Prof. Dr. Ir. Hammam Riza, M.Sc., IPU. perekayasa ahli utama di Pusat Riset Kecerdasan Artifisial dan Keamanan Siber di Badan Riset dan Inovasi Nasional (BRIN) mengatakan, saat ini sudah begitu banyak adopsi Generative AI yang sangat cepat oleh sektor industri.
"Sekarang memang waktunya bagi sektor industri untuk berinvestasi di generative AI," kata Prof Hammam.

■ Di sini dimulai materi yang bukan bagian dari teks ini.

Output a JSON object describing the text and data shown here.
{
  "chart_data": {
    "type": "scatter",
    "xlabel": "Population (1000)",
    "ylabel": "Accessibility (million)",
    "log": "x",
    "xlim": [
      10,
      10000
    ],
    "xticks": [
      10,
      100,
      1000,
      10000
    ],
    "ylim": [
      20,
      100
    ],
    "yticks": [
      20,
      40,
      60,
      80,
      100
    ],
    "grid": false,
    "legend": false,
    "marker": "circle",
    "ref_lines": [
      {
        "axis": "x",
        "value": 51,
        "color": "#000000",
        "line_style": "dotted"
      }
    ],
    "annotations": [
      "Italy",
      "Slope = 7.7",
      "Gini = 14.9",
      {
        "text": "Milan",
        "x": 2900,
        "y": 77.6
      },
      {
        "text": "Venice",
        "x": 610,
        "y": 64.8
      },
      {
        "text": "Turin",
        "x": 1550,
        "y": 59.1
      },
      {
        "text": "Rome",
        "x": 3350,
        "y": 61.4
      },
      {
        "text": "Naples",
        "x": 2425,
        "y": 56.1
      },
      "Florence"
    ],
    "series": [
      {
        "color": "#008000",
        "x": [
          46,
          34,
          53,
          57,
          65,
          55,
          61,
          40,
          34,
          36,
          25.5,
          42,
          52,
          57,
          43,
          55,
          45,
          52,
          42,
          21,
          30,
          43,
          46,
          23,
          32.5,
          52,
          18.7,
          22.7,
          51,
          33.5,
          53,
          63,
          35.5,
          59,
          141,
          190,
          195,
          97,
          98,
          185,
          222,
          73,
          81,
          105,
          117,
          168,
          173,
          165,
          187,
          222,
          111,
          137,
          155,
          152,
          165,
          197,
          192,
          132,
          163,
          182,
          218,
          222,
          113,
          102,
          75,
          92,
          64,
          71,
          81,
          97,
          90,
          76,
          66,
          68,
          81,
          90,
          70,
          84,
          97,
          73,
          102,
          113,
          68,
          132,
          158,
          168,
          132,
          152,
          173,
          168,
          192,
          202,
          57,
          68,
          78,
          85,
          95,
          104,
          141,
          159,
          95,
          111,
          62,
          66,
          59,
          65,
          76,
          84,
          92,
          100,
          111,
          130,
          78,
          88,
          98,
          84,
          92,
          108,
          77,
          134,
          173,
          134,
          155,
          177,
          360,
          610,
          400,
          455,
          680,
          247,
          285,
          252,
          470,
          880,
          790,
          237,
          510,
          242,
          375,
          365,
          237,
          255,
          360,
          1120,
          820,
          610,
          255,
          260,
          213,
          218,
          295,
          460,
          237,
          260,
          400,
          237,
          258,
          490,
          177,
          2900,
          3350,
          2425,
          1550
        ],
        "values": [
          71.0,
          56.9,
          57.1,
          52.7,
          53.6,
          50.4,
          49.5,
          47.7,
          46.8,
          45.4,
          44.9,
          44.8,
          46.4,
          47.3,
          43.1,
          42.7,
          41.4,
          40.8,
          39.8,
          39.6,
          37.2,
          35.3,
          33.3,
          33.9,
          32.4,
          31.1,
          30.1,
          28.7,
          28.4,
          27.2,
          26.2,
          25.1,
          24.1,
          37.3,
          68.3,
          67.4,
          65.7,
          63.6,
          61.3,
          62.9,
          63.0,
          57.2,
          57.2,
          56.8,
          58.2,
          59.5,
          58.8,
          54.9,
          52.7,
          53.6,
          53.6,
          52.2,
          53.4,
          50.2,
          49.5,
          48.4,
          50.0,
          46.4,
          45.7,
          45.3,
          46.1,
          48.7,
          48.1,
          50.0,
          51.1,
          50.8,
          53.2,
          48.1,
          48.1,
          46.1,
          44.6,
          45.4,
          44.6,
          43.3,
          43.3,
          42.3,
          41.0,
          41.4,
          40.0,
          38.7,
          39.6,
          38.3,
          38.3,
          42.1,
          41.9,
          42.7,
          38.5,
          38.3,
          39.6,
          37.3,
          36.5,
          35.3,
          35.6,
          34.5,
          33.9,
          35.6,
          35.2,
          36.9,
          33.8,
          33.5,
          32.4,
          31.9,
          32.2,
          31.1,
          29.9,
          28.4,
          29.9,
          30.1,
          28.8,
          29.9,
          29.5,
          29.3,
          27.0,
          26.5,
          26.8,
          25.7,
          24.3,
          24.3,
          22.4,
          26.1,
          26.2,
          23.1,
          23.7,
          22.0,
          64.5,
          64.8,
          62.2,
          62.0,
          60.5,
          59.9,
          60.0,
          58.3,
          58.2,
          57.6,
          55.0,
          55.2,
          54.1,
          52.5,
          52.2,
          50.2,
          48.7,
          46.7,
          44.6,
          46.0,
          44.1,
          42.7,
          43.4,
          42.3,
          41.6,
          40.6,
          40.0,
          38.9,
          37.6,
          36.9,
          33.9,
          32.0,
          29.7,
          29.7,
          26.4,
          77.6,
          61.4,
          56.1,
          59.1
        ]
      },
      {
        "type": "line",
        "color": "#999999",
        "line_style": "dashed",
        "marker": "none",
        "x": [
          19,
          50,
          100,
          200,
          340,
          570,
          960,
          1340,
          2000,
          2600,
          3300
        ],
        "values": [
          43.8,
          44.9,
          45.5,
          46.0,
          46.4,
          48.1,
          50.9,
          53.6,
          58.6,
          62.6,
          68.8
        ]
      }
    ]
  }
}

"Kita ingin pengembangan AI generatif tetap bisa dikendalikan oleh manusia. Karena itu AI governance seperti surat edaran Kominfo diperlukan seperti AI governance yang dilakukan di luar negeri," lanjutnya.
Dia mengatakan, di kawasan ASEAN, negara-negara ASEAN sudah menerbitkan ASEAN AI Guide untuk memberikan panduan AI governance di negara-negara anggotanya.
Terkait tantangan yang dihadapi dalam adopsi AI, hampir setengah dari bisnis Indonesia yang disurvei (47 persen) mengalami kesulitan menangani kesenjangan keterampilan digital, terutama dalam hal pengelolaan tim, memanfaatkan keahlian khusus, dan mendorong komunikasi yang dibutuhkan.
Kurangnya tata kelola data internal (40 persen) sering kali dapat menyebabkan terlewatnya target dan objektif karena data tersebar di berbagai sistem seperti penggunaan beberapa sistem ERP, sistem manajemen gudang, dll.
Surat Edaran Kementerian Komunikasi dan Informatika (Kominfo) No. 9 tahun 2023 tentang Pedoman Etika AI dinilai jadi tonggak sejarah penting bagi Indonesia, yang menguraikan prinsip-prinsip etika untuk perilaku bisnis AI.
Termasuk di dalamnya, tiga kebijakan tentang nilai etika, pelaksanaan etis, dan penggunaan yang bertanggung jawab dalam pengembangan AI.
Roy Kosasih menekankan, tujuan AI adalah untuk meningkatkan kecerdasan manusia dan bahwa pemanfaatan era AI harus menyentuh banyak orang, bukan hanya beberapa kalangan saja.
"Data dan wawasan harus menjadi milik penciptanya, serta teknologinya harus transparan dan dapat dijelaskan, dengan pemahaman yang jelas tentang siapa yang melatih sistem AI, data apa yang digunakan, dan yang paling penting, apa yang dipakai untuk membuat rekomendasi algoritma mereka,” ujarnya.
Pada tata kelola AI, serangkaian pembatas bisa memastikan teknologi dan sistem AI aman dan etis.
"Kerangka kerja, aturan, dan standar yang mengarahkan penelitian, pengembangan, dan penerapan AI akan memastikan keselamatan, keadilan, dan penghormatan terhadap hak asasi manusia," tegasnya.
Riset tentang adopsi AI ini dilakukan oleh Advisia Group, mewakili IBM, bekerja sama dengan Kolaborasi Riset dan Inovasi Industri Kecerdasan Artifisial (KORIKA).